« Les FARDC vont neutraliser ou contraindre les groupes armés à se rendre » Général Richard Kasonga

Dans un point de presse animé conjointement par Patrick Muyaya, ministre de la communication et des médias, porte-parole du gouvernement, le général Léon-Richard Kasonga, porte-parole des Forces Armées de de la RDC, et le colonel Pierrot Mwana Mputu, porte-parole de la Police Nationale Congolaise (PNC), ce mardi à Kinshasa, des explications ont été données aux journalistes sur les contours de l’état de siège qui entre en vigueur jeudi 6 mai, pour une durée 30 jours.

En gros, on retiendra que l’administration civile sera remplacée par l’administration militaire dans les deux provinces concernées (Nord-Kivu et Ituri). Un gouverneur militaire et un vice-gouverneur policier, dit l’ordonnance présidentielle.  
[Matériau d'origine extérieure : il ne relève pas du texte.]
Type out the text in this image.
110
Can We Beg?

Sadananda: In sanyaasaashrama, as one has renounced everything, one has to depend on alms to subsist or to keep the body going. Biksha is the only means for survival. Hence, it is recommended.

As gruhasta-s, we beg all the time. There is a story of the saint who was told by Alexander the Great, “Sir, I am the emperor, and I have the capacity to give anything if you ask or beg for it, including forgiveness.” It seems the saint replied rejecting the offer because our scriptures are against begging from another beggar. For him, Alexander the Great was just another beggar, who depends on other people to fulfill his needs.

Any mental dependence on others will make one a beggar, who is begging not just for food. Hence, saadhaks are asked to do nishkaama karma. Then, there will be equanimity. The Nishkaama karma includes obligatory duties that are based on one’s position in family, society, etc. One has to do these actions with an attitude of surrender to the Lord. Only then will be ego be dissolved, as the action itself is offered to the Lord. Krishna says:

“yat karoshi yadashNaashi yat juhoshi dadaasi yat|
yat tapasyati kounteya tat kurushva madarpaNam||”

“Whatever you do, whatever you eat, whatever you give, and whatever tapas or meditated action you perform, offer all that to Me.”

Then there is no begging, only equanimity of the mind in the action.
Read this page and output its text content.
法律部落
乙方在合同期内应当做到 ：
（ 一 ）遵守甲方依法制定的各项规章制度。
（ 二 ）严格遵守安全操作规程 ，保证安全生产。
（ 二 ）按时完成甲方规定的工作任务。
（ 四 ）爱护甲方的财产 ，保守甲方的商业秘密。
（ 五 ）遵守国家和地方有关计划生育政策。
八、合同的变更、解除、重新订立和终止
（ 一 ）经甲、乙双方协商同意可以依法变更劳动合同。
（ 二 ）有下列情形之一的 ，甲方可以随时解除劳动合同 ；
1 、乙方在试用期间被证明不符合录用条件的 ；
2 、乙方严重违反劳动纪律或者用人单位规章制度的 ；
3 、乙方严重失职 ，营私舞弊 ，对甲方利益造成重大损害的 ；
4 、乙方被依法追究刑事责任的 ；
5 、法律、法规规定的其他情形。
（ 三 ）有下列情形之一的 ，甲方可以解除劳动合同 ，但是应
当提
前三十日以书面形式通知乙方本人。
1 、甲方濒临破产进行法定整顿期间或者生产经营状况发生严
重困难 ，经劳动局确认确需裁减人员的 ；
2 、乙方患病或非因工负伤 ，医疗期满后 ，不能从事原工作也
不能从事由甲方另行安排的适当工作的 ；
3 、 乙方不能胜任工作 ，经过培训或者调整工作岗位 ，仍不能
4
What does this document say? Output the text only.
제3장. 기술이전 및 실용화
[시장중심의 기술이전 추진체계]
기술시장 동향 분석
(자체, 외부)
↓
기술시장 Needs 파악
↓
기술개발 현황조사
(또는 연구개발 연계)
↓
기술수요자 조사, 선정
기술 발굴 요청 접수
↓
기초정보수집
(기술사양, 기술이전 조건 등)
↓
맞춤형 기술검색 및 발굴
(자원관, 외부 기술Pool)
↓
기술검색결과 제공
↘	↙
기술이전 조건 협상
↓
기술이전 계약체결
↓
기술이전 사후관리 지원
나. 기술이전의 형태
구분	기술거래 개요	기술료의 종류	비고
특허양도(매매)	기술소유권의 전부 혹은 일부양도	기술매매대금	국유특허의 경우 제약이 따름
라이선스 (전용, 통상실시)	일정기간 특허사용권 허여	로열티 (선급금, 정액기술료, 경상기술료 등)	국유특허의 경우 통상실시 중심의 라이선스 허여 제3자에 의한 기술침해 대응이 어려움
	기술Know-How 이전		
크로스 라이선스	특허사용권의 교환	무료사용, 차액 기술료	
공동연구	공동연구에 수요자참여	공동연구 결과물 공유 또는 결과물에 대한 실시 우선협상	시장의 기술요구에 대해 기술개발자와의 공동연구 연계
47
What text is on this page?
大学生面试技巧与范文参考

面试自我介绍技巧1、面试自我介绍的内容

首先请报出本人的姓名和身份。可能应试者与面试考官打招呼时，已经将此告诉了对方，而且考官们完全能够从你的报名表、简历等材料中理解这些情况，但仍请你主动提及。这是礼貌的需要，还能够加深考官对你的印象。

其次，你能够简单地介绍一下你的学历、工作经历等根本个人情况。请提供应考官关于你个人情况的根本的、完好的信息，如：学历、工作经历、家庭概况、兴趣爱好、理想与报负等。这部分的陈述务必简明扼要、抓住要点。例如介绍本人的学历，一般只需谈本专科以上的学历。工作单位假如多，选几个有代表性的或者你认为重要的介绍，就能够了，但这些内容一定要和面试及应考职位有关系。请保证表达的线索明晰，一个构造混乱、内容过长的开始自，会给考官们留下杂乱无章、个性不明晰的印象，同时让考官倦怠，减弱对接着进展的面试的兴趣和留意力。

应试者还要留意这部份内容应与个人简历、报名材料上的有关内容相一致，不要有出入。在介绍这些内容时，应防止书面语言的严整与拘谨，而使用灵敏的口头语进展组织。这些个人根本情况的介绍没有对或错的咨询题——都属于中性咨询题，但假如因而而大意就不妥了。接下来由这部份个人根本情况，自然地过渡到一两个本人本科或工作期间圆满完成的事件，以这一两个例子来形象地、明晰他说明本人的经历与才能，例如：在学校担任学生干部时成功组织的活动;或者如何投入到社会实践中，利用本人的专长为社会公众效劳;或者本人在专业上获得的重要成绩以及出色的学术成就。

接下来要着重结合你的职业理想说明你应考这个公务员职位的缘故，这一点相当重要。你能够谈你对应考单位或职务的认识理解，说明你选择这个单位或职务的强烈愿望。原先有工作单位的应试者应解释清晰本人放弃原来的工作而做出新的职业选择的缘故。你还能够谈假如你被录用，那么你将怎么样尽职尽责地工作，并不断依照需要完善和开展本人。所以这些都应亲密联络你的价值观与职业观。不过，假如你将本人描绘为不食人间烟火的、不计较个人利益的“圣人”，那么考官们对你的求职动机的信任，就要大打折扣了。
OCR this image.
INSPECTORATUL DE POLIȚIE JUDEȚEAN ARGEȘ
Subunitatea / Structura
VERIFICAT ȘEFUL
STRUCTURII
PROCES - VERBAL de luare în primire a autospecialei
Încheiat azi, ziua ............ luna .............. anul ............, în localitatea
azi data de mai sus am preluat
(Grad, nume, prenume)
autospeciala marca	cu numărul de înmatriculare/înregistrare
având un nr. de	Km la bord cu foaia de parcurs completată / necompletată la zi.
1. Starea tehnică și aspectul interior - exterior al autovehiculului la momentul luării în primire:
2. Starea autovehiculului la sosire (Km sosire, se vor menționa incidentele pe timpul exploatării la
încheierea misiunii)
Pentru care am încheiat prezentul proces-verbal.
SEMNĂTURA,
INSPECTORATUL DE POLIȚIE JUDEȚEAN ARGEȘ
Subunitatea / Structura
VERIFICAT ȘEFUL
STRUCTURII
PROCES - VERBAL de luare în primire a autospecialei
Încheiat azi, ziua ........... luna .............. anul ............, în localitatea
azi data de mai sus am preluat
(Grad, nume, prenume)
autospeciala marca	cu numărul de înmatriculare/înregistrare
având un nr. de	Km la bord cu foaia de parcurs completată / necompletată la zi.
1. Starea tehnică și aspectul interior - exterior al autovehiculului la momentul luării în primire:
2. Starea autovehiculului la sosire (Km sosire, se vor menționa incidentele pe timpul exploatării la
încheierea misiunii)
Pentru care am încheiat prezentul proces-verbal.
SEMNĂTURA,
le commandant région gère la province et les troupes au front

« Nous allons faire notre travail de tous les jours. La différence, c’est que le commandant région gère la province et les troupes qui se trouvent au front », a indiqué le Général Kasonga, qui a poursuivi en disant : « Nous sommes au service du peuple et nous sommes dans l’obligation de respecter les droits de l’homme, le droit humanitaire international et les règles d’engagement comme la gestion des rendus (…) Nous voulons les contraindre à se rendre ou à les neutraliser et nous en avons les moyens. Les résultats c’est la paix, c’est la tranquillité ».

Soldats FARDC

Pour rappel, le président Félix Tshisekedi a signé une ordonnance présidentielle qui instaure l’état de siège dans les provinces du Nord-Kivu et de l’Ituri, à la suite de la situation sécuritaire alarmante dans ces deux provinces particulièrement, où plusieurs milliers de congolais ont été sauvagement massacrés par des rebelles congolais et étrangers, dont les Forces démocratiques alliées (ADF) ougandais, les plus féroces et actifs.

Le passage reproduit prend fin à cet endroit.